With a "summer cottage" such at the 70 room 62,482 square feet Breakers Mansion as a reference, the Count and Countess and their two children lived a very privileged life. When the thought of travel abroad entered their mind, they sourced out the very best. The camper was coachbuilt by Mikafa to their specifications and was outfitted with many special features and was done completely to their desires. Drinking glasses etched with wildlife scenes, color matched linens and towels labeled with each family members name. The front seat converted to bunk beds for the kids and the rear dining area converted to a large bed for the Count and Countess. The camper was used on two trips through Europe before being shipped to the United States. A custom garage was built to house it on the property of their New York estate, and it was then used locally for family fun. While the kids would be playing in sports events, mom and dad would watch from the large rear window and cheer, and while attending grown up events, the kids would play in the camper as their own private clubhouse.

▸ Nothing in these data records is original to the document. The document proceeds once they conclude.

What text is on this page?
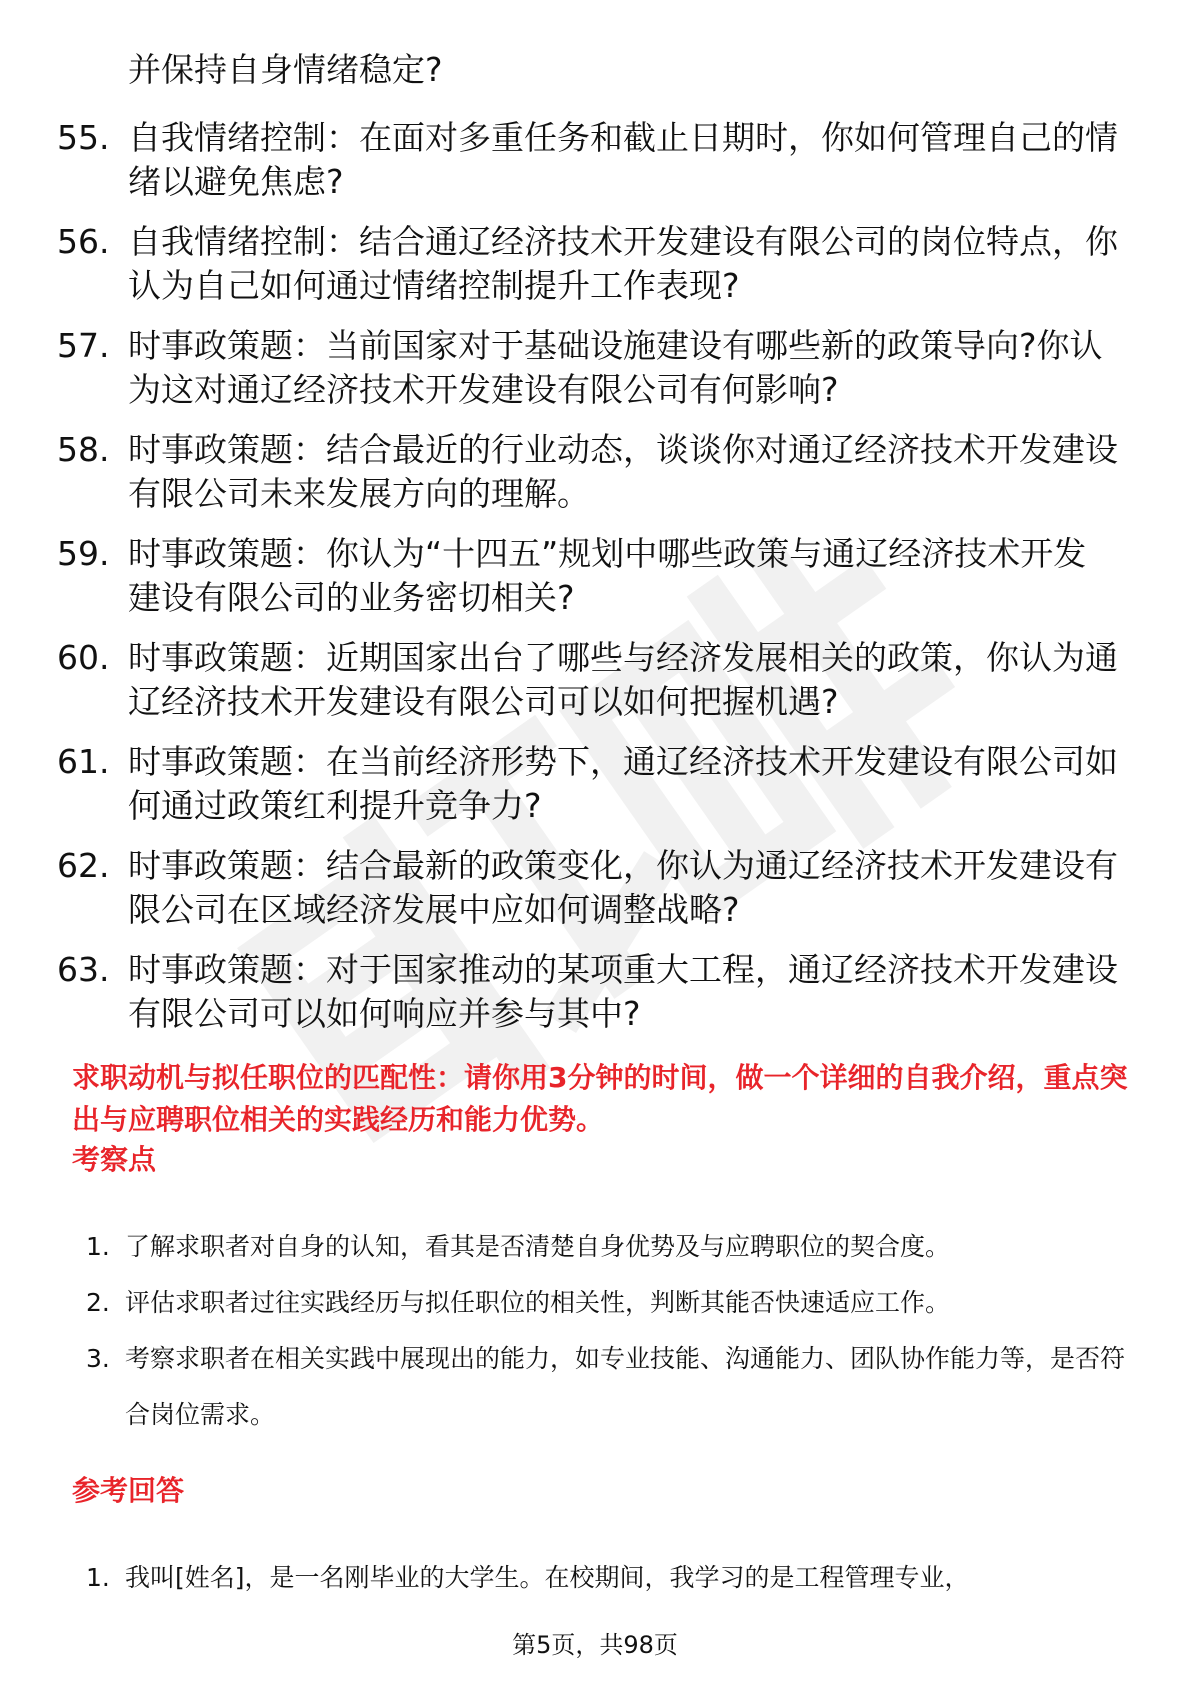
并保持自身情绪稳定?
55. 自我情绪控制：在面对多重任务和截止日期时，你如何管理自己的情绪以避免焦虑?
56. 自我情绪控制：结合通辽经济技术开发建设有限公司的岗位特点，你认为自己如何通过情绪控制提升工作表现?
57. 时事政策题：当前国家对于基础设施建设有哪些新的政策导向?你认为这对通辽经济技术开发建设有限公司有何影响?
58. 时事政策题：结合最近的行业动态，谈谈你对通辽经济技术开发建设有限公司未来发展方向的理解。
59. 时事政策题：你认为“十四五”规划中哪些政策与通辽经济技术开发建设有限公司的业务密切相关?
60. 时事政策题：近期国家出台了哪些与经济发展相关的政策，你认为通辽经济技术开发建设有限公司可以如何把握机遇?
61. 时事政策题：在当前经济形势下，通辽经济技术开发建设有限公司如何通过政策红利提升竞争力?
62. 时事政策题：结合最新的政策变化，你认为通辽经济技术开发建设有限公司在区域经济发展中应如何调整战略?
63. 时事政策题：对于国家推动的某项重大工程，通辽经济技术开发建设有限公司可以如何响应并参与其中?
求职动机与拟任职位的匹配性：请你用3分钟的时间，做一个详细的自我介绍，重点突出与应聘职位相关的实践经历和能力优势。
考察点
1. 了解求职者对自身的认知，看其是否清楚自身优势及与应聘职位的契合度。
2. 评估求职者过往实践经历与拟任职位的相关性，判断其能否快速适应工作。
3. 考察求职者在相关实践中展现出的能力，如专业技能、沟通能力、团队协作能力等，是否符合岗位需求。
参考回答
1. 我叫[姓名]，是一名刚毕业的大学生。在校期间，我学习的是工程管理专业，
第5页，共98页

When the Count fell ill in 1971, the camper, nicknamed Czigany (Hungarian for Gypsy) was parked in the garage and remained there for decades. Rodents and moisture found there way in and time took its toll, but when this amazing story came to light there was no stopping the adventure. After an offer was made an accepted, I was immediately on a flight back east to extract the mighty relic from its tomb. Thanks to the amazing help of a friend and his crew in Connecticut, we made quick work of the extraction and then attended to preparing the camper for its travel across the country to California. New tires were fitted, the bearings and brakes attended to so it would roll easily, and the exterior mirrors and roof rack removed so that it would fit into an enclosed transporter.

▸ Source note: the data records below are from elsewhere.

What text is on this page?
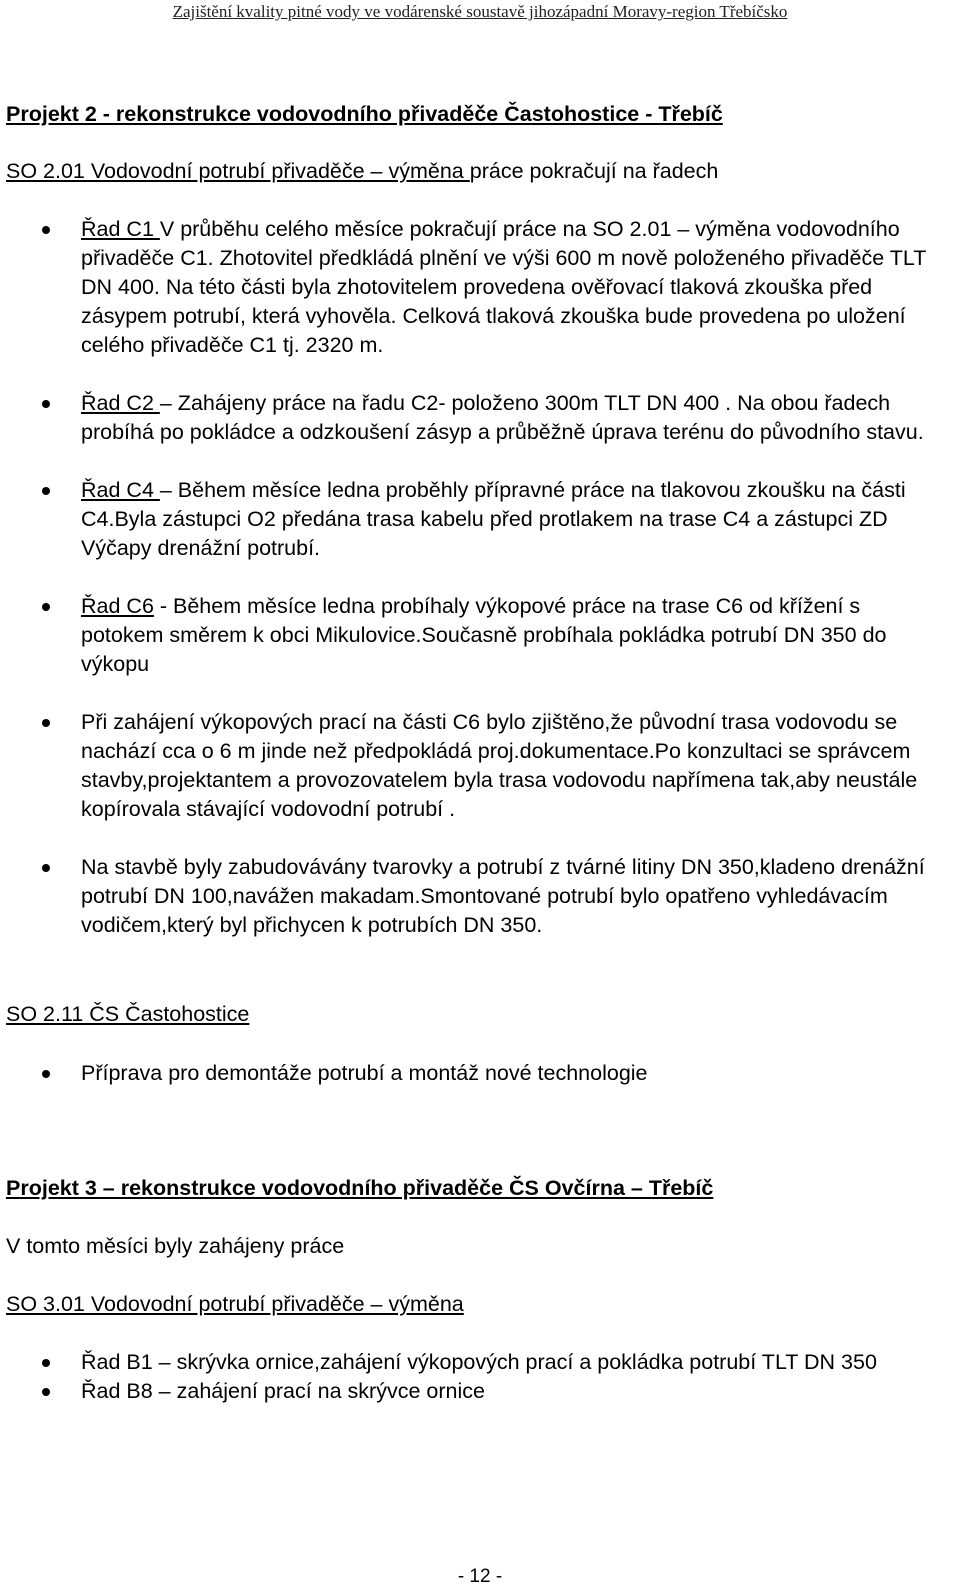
Zajištění kvality pitné vody ve vodárenské soustavě jihozápadní Moravy-region Třebíčsko
Projekt 2 - rekonstrukce vodovodního přivaděče Častohostice - Třebíč
SO 2.01 Vodovodní potrubí přivaděče – výměna práce pokračují na řadech
Řad C1 V průběhu celého měsíce pokračují práce na SO 2.01 – výměna vodovodního přivaděče C1. Zhotovitel předkládá plnění ve výši 600 m nově položeného přivaděče TLT DN 400. Na této části byla zhotovitelem provedena ověřovací tlaková zkouška před zásypem potrubí, která vyhověla. Celková tlaková zkouška bude provedena po uložení celého přivaděče C1 tj. 2320 m.
Řad C2 – Zahájeny práce na řadu C2- položeno 300m TLT DN 400 . Na obou řadech probíhá po pokládce a odzkoušení zásyp a průběžně úprava terénu do původního stavu.
Řad C4 – Během měsíce ledna proběhly přípravné práce na tlakovou zkoušku na části C4.Byla zástupci O2 předána trasa kabelu před protlakem na trase C4 a zástupci ZD Výčapy drenážní potrubí.
Řad C6 - Během měsíce ledna probíhaly výkopové práce na trase C6 od křížení s potokem směrem k obci Mikulovice.Současně probíhala pokládka potrubí DN 350 do výkopu
Při zahájení výkopových prací na části C6 bylo zjištěno,že původní trasa vodovodu se nachází cca o 6 m jinde než předpokládá proj.dokumentace.Po konzultaci se správcem stavby,projektantem a provozovatelem byla trasa vodovodu napřímena tak,aby neustále kopírovala stávající vodovodní potrubí .
Na stavbě byly zabudovávány tvarovky a potrubí z tvárné litiny DN 350,kladeno drenážní potrubí DN 100,navážen makadam.Smontované potrubí bylo opatřeno vyhledávacím vodičem,který byl přichycen k potrubích DN 350.
SO 2.11 ČS Častohostice
Příprava pro demontáže potrubí a montáž nové technologie
Projekt 3 – rekonstrukce vodovodního přivaděče ČS Ovčírna – Třebíč
V tomto měsíci byly zahájeny práce
SO 3.01 Vodovodní potrubí přivaděče – výměna
Řad B1 – skrývka ornice,zahájení výkopových prací a pokládka potrubí TLT DN 350
Řad B8 – zahájení prací na skrývce ornice
- 12 -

Once here at the Carchaeology Laboratories, the resurrection and preservation efforts went into high gear. The engine was opened up and serviced, valve train was stuck from time, but came free after some efforts, the fuel tank had rusted badly and was reconstructed. Brake system parts were sent out to a specialist for rebuilding and eventually all the parts came back together for the maiden voyage. Cosmetically the original finishes were carefully cleaned and preserved inside and out. The padding in the seating had crumbled with age and was carefully replaced and all original materials re-installed. Great lengths were taken to retain , stabilize and preserve everything rather than restore and the size of the vehicle made that a challenge in its own right. Adding to that, the large array of the original period camping gear and equipment that accompanied it all needed its care and attention as well. It remains the largest preservation project we have ever undertaken.
Once completed, the camper was shown at a multitude of events including the Quail Motorsports Gathering, Palos Verdes Concours, Art Center Car Classic in Pasadena and at vintage camper and trailer events in Palm Springs and Buellton. It also received the Charles Phoenix award at the inaugural Dapper Day car show at Disneyland Park in Anaheim California. It was later sold at auction through Gooding and Company in Scottsdale and now resides in a spectacular private collection in Southern California. It was a truly amazing trip from start to finish and remains one of the very highlights of our lifetime of projects and adventures. Most definitely a trip through history that I will always cherish.